Judeth rose from her seat, and the rest stood up with her. “If we’re going to have any hope of pulling our tails out of this fire, we have to play along with this,” she said, for at least the twentieth time.

Amberdrake nodded, deciding not to answer because as short as his temper was, he was likely to snap at her. She waited for a few moments, then taking the nod and the silence as her orders, ushered everyone else out, including Gesten. Only Makke remained behind to watch the children. Winterhart was the last to go, casting an anxious glance back at him.

He sensed that she wanted to say something—like “don’t do anything stupid while we’re gone”—but she wisely kept her own thoughts behind her lips. He smiled at her, and mimed a kiss. She did the same.

Then they were all gone. The silence in the suite was enough to make him shake his head with the feeling that he must somehow have gone deaf.

“Well?” he asked finally, just to hear something, even if it was his own voice.

Zhaneel raised her weary head from her foreclaws; she hadn’t slept in all this time, and she looked it. “She has found another shield, and she is working on it. This one tastes magical in nature.”

He frowned, rubbing his weary, aching eyes. That was odd. That was distinctly odd. The chief effect of every mage-storm so far had been to destabilize or knock down shields, so this one would have to have been put up since the last storm.

And to put up a magical shield right now would take an enormous amount of power. Why bother, especially here?

Unless whoever was beneath that shield had something to hide from the priests. . . .

Like more magic? Likeblood-magic?

He had hoped so many times, and had his hopes dashed, that he was afraid to hope this time. And yet—and yet this time all the parameters fit, all of them, and not just some of them.

He waited, and Zhaneel waited, as the water-clock dripped toward three.

Zhaneel suddenly jumped to her feet, uttering a cry that made his ears ring and every hair on his head stand straight up.

“Drake!” she shouted as his heart lurched into a gallop. “Drake, she found him! He is alive!”

Alive, but not necessarily well . . . according to Zhaneel, Skan was trussed up like a bird for the spit, had been cut on a bit, and had not eaten or drunk since his capture. With his high energy needs, he was not in very good shape at the moment, and he was light-headed with exhaustion.
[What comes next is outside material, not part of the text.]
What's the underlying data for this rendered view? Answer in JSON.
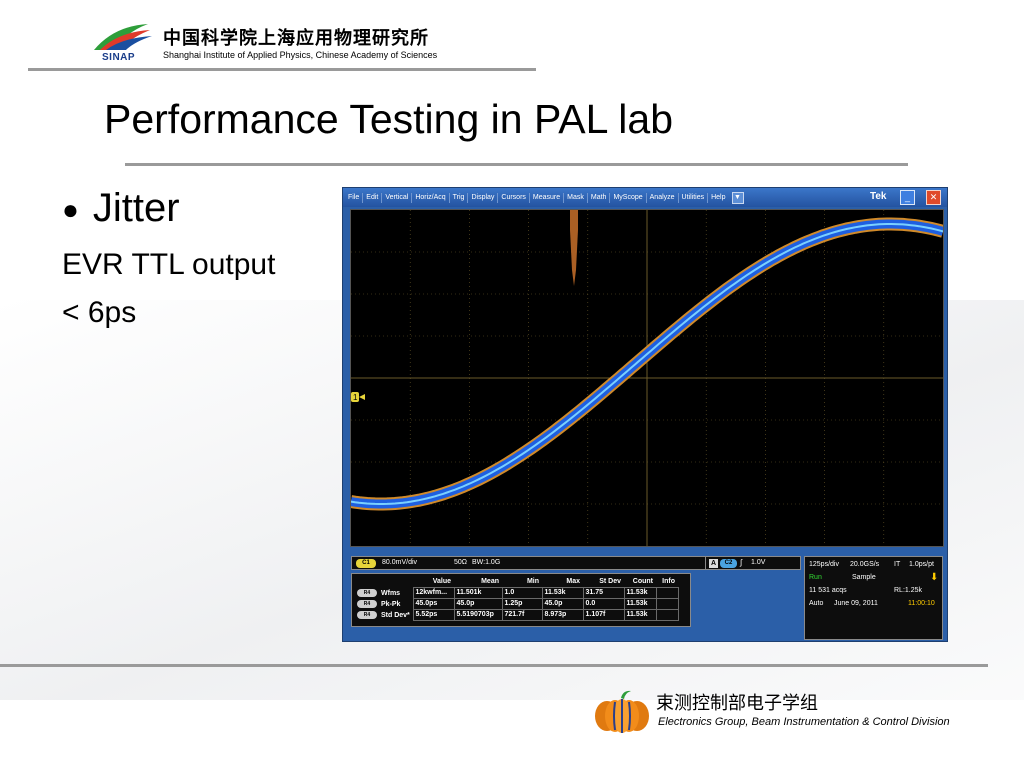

Getting details from a tipsy gryphon through a gryphon with the mind of a child to a gryphon who was giddy with lack of sleep was a lesson in patience.

“Little Kechara is worried about her Papa Skan. I can feel it. She hasn’t yet admitted to herself that Skandranon’s in trouble, but she can tell something isn’t quite right. Skan’s been trying to soothe her, but he isn’t in very good shape, Drake.”

“All right, I want every single detail that she can get from him,” Amberdrake said wearily. “I want her to describe everything he’s hearing, smelling, and seeing. If he’s anywhere in the Palace complex, I might be able to identify the place. The gods know I’ve walked over every inch of it, looking for clues.”

Zhaneel nodded, her eyes closed. “There is the smell of peppers, and of night-trumpet,” she said, slowly. “The stone of the wall is a pale yellow, and—it is marble.” She lapsed back into silence for a moment. “She looks in his memory, and there are fine furnishings, like the ones in our rooms.”

“Could be anywhere,” he muttered, mostly to himself. “Could even be out in the city. Damn!”

“Sounds, though. There is no sound of people or traffic, and there are always those sounds in the city,” she said, and his heart rose a little. If Skan was somewhere, anywhere, within the complex, it would make things much easier.

“The sound of falling water,” Zhaneel continued. “And windchimes, wooden ones. Oh, there are night-singers, nearby, perhaps in a garden!”

That narrowed it down a little, to one of the less-desirable, older sections of the complex. Night-singers, which were a type of singing insect, had fallen out of favor a century or so ago, but no one had bothered to eradicate them from the gardens of those who themselves were not particularly in favor. The fashion now was for birds that sang at night, or no singers at all—or, more accurately, the fashion three generations ago was thus, and nothing had changed.

“Anything else?” he asked, in desperation, as his back and neck clenched with tension. She spasmed her talons in her pillows, her eyes squeezed tightly shut.